Most moderate drinkers are well aware of—and likely enjoy—the way alcohol makes them feel, including cheerful, relaxed and outgoing. The question that some may not want to ask is: What is the true impact of these feelings via alcohol on your brain?
This was one of the recent topics of the Ohio State Gray Matters podcast, which features neurological experts answering questions from patients about brain health.
John Corrigan, PhD, a professor in the Department of Physical Medicine and Rehabilitation and interim director of the Ross Center for Brain Health and Performance at Ohio State, researches drinking and what it does to you.
How much drinking is too much?
Corrigan says having a “few drinks” is not harmful to most people, but most people fail to recognize what qualifies as “a few.” He says to follow this guideline:
For women: Not more than three drinks a day and seven per week.
For men: Not more than four drinks a day and 14 drinks per week.
“Women and older adults have less total mass in their body, including water. So there’s less dilution of the toxins in alcohol. As a result, less alcohol has more of an effect,” says Corrigan.
Those limits may seem to contrast with behaviors you observe from the average person at your local bar or restaurant, but Corrigan says there’s a reason for that.
“We as a society are drinking more alcohol than is recommended. We tend to look around us and think it’s typical to drink four to five a night, but it’s not.”
What are the effects of alcohol on the brain (short term)?
Alcohol affects any parts of the body, including the brain, that are big users of glucose, says Corrigan.
Glucose is one of the key elements that we metabolize for energy for the brain. One area specifically within the brain that uses a lot of glucose is the cerebellum in the back of your head. This area of the brain is very involved in balance and fine motor function. So it’s no surprise as you get intoxicated that your balance is disrupted and you get a bit clumsy in the fingers.

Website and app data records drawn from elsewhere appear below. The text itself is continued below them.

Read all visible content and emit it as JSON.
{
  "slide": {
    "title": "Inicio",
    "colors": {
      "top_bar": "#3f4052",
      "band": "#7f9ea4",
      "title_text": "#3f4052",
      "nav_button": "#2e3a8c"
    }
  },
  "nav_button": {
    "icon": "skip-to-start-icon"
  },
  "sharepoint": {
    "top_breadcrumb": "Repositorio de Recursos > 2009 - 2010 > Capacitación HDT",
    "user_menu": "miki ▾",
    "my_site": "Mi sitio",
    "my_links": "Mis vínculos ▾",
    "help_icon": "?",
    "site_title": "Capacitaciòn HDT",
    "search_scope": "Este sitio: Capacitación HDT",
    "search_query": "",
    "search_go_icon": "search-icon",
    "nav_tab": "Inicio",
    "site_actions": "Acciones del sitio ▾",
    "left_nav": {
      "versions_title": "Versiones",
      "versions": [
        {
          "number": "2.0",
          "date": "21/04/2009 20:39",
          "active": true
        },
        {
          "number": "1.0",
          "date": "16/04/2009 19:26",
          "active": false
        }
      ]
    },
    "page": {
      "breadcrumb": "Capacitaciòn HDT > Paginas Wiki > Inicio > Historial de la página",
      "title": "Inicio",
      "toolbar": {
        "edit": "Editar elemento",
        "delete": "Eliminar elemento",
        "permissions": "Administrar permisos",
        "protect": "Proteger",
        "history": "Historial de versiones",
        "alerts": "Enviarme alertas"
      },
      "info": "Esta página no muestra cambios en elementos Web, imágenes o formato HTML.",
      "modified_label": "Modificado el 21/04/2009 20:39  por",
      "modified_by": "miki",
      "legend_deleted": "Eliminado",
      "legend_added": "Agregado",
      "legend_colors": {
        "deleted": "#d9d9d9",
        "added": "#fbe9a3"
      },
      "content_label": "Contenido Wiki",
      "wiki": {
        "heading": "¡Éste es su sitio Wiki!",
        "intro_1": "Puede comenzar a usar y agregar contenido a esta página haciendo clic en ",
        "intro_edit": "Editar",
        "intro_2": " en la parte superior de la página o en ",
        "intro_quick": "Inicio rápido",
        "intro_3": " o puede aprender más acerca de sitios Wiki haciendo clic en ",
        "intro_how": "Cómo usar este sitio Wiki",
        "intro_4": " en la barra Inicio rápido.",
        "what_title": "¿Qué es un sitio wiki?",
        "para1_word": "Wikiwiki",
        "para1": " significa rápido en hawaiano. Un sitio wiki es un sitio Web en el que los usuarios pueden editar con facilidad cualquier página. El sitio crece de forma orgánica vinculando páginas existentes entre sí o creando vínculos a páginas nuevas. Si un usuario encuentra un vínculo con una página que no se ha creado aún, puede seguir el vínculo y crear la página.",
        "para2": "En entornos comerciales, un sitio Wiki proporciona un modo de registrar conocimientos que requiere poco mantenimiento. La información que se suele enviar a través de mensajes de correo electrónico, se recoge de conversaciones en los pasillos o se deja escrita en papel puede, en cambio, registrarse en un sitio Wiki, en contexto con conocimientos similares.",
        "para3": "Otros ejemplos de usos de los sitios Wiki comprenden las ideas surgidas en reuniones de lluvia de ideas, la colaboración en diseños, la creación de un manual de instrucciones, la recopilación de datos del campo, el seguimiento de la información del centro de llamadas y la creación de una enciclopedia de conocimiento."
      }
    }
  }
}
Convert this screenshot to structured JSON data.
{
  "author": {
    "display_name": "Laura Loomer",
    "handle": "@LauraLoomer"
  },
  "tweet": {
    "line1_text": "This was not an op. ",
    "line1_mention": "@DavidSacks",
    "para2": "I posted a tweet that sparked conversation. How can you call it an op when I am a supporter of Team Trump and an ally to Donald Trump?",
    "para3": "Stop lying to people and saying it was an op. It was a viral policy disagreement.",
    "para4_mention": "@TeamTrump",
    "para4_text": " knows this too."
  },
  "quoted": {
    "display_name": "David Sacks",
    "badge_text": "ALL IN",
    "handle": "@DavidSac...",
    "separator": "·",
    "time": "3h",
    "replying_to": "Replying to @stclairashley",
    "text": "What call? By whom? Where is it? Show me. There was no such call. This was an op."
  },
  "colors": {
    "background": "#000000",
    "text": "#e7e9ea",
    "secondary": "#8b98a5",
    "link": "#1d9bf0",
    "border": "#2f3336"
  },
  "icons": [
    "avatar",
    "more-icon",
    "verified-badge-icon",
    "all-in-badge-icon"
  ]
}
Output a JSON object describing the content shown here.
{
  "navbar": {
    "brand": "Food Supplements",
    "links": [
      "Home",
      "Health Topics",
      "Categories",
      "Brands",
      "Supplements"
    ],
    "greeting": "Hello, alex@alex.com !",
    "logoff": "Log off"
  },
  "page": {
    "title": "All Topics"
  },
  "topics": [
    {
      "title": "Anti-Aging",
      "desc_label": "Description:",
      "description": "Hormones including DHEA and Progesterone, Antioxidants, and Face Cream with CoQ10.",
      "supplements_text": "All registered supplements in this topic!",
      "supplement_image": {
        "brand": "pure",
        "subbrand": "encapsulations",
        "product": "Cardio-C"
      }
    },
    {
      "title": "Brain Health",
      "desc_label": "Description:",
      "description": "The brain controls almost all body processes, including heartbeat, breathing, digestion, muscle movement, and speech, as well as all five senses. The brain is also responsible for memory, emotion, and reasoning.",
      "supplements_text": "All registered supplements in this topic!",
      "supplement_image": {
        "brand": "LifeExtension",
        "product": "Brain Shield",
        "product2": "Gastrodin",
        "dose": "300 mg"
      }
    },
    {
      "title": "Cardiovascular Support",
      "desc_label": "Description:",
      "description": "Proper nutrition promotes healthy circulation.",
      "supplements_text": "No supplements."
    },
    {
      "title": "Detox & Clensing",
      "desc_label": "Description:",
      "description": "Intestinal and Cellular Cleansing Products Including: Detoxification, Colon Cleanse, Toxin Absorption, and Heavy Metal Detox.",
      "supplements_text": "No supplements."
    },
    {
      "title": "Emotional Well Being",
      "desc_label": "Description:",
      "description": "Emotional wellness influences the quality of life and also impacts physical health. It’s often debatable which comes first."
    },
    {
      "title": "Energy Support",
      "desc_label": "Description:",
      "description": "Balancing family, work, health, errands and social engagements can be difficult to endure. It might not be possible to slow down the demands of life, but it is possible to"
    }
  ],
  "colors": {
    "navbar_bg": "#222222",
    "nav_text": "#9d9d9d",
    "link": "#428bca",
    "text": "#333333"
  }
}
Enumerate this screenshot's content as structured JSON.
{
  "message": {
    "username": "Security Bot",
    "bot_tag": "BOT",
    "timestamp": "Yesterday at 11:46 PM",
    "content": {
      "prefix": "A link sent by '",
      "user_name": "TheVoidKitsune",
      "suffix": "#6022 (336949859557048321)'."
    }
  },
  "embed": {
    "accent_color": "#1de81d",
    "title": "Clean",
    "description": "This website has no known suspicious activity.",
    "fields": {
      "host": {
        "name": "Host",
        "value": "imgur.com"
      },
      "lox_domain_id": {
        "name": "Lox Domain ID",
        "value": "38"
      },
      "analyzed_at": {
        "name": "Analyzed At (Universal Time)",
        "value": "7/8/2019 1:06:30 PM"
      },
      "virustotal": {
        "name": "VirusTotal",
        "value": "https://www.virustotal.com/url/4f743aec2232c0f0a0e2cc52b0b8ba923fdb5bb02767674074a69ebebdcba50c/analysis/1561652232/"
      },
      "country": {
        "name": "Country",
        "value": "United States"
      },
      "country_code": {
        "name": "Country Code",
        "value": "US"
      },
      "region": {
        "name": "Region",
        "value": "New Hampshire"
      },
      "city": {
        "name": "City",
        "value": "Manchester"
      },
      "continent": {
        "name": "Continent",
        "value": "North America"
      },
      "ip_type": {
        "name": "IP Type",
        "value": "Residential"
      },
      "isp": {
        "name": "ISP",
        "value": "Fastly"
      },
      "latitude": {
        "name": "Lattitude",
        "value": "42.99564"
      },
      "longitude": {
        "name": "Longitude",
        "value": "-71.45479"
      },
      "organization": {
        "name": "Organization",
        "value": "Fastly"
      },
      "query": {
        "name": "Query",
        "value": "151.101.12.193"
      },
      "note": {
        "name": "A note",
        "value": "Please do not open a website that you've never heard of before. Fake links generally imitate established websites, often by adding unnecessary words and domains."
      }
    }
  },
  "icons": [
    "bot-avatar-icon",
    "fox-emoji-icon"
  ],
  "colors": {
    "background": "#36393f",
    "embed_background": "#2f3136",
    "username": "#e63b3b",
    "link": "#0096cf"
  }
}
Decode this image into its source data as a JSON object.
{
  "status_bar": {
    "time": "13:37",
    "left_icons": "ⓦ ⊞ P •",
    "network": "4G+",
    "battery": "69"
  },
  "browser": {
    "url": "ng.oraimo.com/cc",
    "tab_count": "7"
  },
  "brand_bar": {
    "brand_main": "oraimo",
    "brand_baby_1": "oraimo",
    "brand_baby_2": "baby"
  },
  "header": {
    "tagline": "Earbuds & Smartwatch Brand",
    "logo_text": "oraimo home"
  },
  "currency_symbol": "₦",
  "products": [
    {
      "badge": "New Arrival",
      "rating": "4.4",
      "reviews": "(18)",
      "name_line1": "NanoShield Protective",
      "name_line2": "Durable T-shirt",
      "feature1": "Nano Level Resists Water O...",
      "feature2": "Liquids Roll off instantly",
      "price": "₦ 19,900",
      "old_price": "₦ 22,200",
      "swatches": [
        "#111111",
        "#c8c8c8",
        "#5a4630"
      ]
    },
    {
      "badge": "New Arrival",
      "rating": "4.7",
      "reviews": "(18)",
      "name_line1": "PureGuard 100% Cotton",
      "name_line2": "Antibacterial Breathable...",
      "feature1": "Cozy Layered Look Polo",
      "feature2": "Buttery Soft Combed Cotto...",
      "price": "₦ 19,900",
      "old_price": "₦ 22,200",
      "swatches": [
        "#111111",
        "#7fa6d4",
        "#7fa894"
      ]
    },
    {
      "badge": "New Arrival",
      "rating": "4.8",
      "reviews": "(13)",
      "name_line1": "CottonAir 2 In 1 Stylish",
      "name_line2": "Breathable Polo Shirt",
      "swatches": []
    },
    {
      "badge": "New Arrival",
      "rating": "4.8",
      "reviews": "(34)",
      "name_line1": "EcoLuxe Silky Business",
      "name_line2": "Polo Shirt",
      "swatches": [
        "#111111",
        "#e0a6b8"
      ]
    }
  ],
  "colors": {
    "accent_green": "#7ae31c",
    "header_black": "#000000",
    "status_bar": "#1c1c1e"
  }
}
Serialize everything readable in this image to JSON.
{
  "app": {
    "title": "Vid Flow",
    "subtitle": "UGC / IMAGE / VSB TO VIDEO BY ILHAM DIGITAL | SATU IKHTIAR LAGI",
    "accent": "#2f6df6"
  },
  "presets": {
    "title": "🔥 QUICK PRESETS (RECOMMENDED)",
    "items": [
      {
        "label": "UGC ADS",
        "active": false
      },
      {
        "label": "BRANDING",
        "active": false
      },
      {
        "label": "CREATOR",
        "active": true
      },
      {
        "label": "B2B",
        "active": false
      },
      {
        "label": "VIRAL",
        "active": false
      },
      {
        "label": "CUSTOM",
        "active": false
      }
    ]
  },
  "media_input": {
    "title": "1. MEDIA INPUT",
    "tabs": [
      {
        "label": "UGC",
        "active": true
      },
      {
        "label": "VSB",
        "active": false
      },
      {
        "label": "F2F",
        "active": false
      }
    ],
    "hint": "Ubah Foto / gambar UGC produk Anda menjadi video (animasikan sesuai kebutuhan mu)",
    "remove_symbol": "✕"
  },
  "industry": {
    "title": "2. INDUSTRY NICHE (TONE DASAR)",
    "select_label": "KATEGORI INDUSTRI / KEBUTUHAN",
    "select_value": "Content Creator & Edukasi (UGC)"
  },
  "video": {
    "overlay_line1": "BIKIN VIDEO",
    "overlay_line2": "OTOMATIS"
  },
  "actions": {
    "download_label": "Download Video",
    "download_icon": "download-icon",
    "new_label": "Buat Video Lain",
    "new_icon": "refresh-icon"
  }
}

Another area of the brain affected by alcohol is the hippocampus, which is central to forming both short- and long-term memories.
“Thus, people who drink too much report having blackouts—periods of the night where they don’t remember what happened even though functioning and awake,” says Corrigan.
Finally, alcohol affects the system of the brain involved in regulating dopamine, a compound in the brain that tells us what we should or should not do. As you become intoxicated, those particular ‘no-go’ aspects of inappropriate behaviors are undermined.
What are the effects of alcohol on the brain (long term)?
Ohio State brain experts say the long-term effects of excessive drinking can be damaging and irreversible.
Over time, you may notice your sense of balance deteriorating. That may not be a problem at 30, 40 or 50, but it becomes more impactful as you enter your senior years.
Beyond balance, your brain also can experience other long-term problems from alcohol.
Zachary Weil, PhD, assistant professor in the Department of Neuroscience at Ohio State Neurological Institute, is an expert on traumatic brain injury (TBI). He says alcohol and TBI are intertwined issues that are difficult to separate.
“In our research, we gave mice mild head injuries—so mild there would be no noticeable effects after one hour—early in life and looked at the impact of drinking as they aged,” Weil says.
“Those animals tended drink two to three times as much alcohol compared to uninjured animals,” he adds.
Why is this happening?
In essence, Weil says, those animals with a previous injury find alcohol more rewarding than animals without injury. He says the concern is the vicious cycle this can have on those suffering with TBI or who drink excessively.
“You drink too much so you’re more susceptible to injury, so you drink and so on,” he says.
The final advice from these brain doctors?
“My feeling is, we keep compromising the brain. My recommendation would be, be cautious,” says Corrigan.